Judges in Florida should take advice from the country music song and “find out who your friends are.” According to the Law Blog of the Wall Street Journal, Sunshine State jurists have been advised by the Florida Judicial Ethics Advisory Committee (FJEAC) to avoid becoming Facebook “friends” with lawyers who may appear before them in court.
Facebook is a social networking website that allows its 350 million + users to “friend” other users. By creating a network of Facebook friends, users are then able to share personal information, stories, articles, pictures, videos, and a host of applications with people on their network. While the website began as a social tool for college students, it has since expanded to become an all-purpose utility for businesses, charities, organizations, and individuals to share their products, causes, and messages across the world wide web (Pennsylvanians for Modern Courts has a Facebook page, located at http://www.facebook.com/CourtReform). Users can become “fans” of the myriad organizations with pages on the website and thereby stay informed through updates.
Political candidates, including judges in states that still elect judges in popular elections, often create Facebook pages as a means of developing support and distributing information to those interested. And though many working folks prefer to use websites devoted to the career-minded (such as LinkedIn) for their online professional networking, Facebook is becoming an increasingly popular destination for such vocational contact-exchanges.
According to the Law Blog, “while [Facebook] ‘friending’ connotes a level of intimacy greater than, say, an exchange of business cards, it falls well short of establishing or confirming true friendship.” The FJEAC, however, considers the social component of Facebook to great a threat to the independence of judges, and issued this advisory opinion. The opinion poses a series of questions and brief answers, followed by this explanation:
The Committee believes that listing lawyers who may appear before the judge as “friends” on a judge’s social networking page reasonably conveys to others the impression that these lawyer “friends” are in a special position to influence the judge. This is not to say, of course, that simply because a lawyer is listed as a “friend” on a social networking site or because a lawyer is a friend of the judge, as the term friend is used in its traditional sense, means that this lawyer is, in fact, in a special position to influence the judge. The issue, however, is not whether the lawyer actually is in a position to influence the judge, but instead whether the proposed conduct, the identification of the lawyer as a “friend” on the social networking site, conveys the impression that the lawyer is in a position to influence the judge. The Committee concludes that such identification in a public forum of a lawyer who may appear before the judge does convey this impression and therefore is not permitted.

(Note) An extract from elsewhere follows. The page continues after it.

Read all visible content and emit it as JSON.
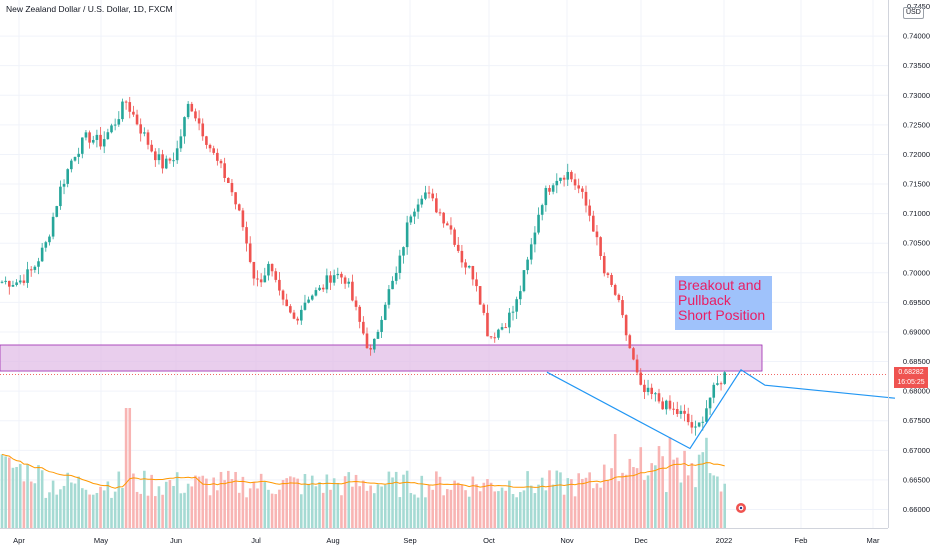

The St. Petersburg Times noted that the ethics ruling requires that judges not only refrain from friending lawyers that may appear before them, but actually “unfriend” any whom they have already friended. The paper points out that “Judges are not bound by the ruling but tend to follow the committee’s advice.” That didn’t stop one Circuit Judge, Pat Siracusa, from dropping 82 friends. Another, Judge Rex Barbas, had a more practical question: “How do you unfriend somebody?” he asked. “And do I get in trouble if I can’t figure it out?
Whether or not this is a trend that other states will follow has yet to be seen. In Pennsylvania, there is currently no such requirement. In fact, there is not even a requirement that a judge recuse his or herself from a case involving a party or attorney who has contributed money to the judge’s election campaign. And, as the St. Petersburg Times article indicates, this leads to some less-than -kosher relationships in the courtroom:
In close-knit courthouse circles, the lines between attorneys and judges are hardly black and white. Lawyers contribute to judicial campaigns. Judges hear cases argued by lawyers they once practiced alongside or have known for years. Judges disclose the connections in open court and sometimes remove themselves from a case if they are too close to the players.
“Sometimes” remove themselves, but not always. The problem of money in judicial selection seems to us a bigger problem than the “friending” issue, but the underlying concern is the same: how do we maintain public confidence that judges are impartial and unbiased? We believe that requires more than rules about social networking — it requires judicial selection reform.